Dr. Julianne Holt-Lunstad, a professor of psychology at Brigham Young University conducted two meta-analyses of previous studies to determine how social isolation, loneliness, and living alone plays a role in a person's risk of dying.
In an analysis of 148 studies that included more than 300,000 people total, her research team found that ”a greater social connection" cuts a person's risk of early death by 50 percent.
”Being connected to others socially is widely considered a fundamental human need — crucial to both well-being and survival. Extreme examples show infants in custodial care who lack human contact fail to thrive and often die, and indeed, social isolation or solitary confinement has been used as a form of punishment," says Holt-Lunstad in an American Psychological Association press release. ”Yet an increasing portion of the U.S. population now experiences isolation regularly."
In her second analysis, she looked at the role that loneliness, social isolation, and living alone played in a person's lifespan. Using 70 studies that included more than 3.4 million participants (mostly from North America, but some studies did look at people in Europe, Asia, and Australia), the research team concluded that all three were as much of — and in some cases more — a threat to a person's health as obesity and other risk factors.

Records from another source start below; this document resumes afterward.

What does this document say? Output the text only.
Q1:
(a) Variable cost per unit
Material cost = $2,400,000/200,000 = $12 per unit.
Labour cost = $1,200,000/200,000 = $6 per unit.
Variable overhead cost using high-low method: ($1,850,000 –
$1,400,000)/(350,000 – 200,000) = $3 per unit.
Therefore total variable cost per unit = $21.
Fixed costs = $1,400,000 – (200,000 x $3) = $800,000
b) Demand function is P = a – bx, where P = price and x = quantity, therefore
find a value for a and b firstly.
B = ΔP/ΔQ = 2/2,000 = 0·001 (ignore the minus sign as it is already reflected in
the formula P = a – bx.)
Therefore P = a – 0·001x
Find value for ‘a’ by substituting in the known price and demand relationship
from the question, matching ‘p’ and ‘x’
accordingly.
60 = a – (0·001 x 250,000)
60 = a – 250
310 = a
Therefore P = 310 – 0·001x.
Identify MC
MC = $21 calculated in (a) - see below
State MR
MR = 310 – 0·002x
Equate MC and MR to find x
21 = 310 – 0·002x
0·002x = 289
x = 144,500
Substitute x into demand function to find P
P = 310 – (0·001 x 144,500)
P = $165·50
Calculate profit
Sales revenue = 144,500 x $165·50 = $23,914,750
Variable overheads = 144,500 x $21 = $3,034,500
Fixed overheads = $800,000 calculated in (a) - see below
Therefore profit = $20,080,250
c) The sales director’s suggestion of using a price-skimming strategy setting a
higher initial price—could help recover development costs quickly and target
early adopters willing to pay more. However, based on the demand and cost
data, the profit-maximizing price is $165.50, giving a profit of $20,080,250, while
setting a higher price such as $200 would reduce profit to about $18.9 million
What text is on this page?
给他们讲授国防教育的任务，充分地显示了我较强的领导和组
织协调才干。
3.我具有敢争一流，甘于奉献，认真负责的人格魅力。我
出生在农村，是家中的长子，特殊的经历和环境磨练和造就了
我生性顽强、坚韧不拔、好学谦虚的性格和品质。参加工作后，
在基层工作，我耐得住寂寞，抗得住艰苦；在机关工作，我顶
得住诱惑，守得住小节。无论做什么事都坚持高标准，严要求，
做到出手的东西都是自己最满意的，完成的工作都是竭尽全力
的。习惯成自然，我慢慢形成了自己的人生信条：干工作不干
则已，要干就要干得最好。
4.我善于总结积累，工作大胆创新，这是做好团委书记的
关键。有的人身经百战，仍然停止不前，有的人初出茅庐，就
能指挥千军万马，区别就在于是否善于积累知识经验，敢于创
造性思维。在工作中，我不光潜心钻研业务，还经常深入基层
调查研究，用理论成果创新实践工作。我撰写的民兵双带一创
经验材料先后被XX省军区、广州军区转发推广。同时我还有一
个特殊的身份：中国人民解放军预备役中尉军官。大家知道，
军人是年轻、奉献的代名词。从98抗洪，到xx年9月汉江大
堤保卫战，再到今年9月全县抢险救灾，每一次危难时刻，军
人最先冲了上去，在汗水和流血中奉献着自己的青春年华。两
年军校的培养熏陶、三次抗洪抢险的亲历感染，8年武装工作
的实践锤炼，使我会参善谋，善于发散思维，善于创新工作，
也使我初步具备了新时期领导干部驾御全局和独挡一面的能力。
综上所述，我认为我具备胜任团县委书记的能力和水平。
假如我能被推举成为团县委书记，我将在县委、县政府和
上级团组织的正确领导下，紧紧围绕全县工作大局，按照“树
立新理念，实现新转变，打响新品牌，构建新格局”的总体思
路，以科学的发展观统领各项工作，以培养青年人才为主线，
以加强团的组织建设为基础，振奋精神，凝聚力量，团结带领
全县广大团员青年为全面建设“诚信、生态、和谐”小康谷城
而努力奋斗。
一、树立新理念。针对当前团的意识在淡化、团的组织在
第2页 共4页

All three conditions were found to be equally hazardous and significantly raised the risk of premature death.
https://www.studyfinds.org/loneliness-social-isolation-alone-obesity/
Seems we've been learning more and more about the importance of the social component to our health in the recent years. I do think the Western world exacerbates this more for a variety of reasons--job insecurity, leading to more mobility, the decline of institutions, overreliance on spouse/SO to met social needs alone, and so on.
Dan Buetter, a journalist who has studied the longest lived populations on the planet, noted that long term social connections were one of the biggest commonalities amongst them.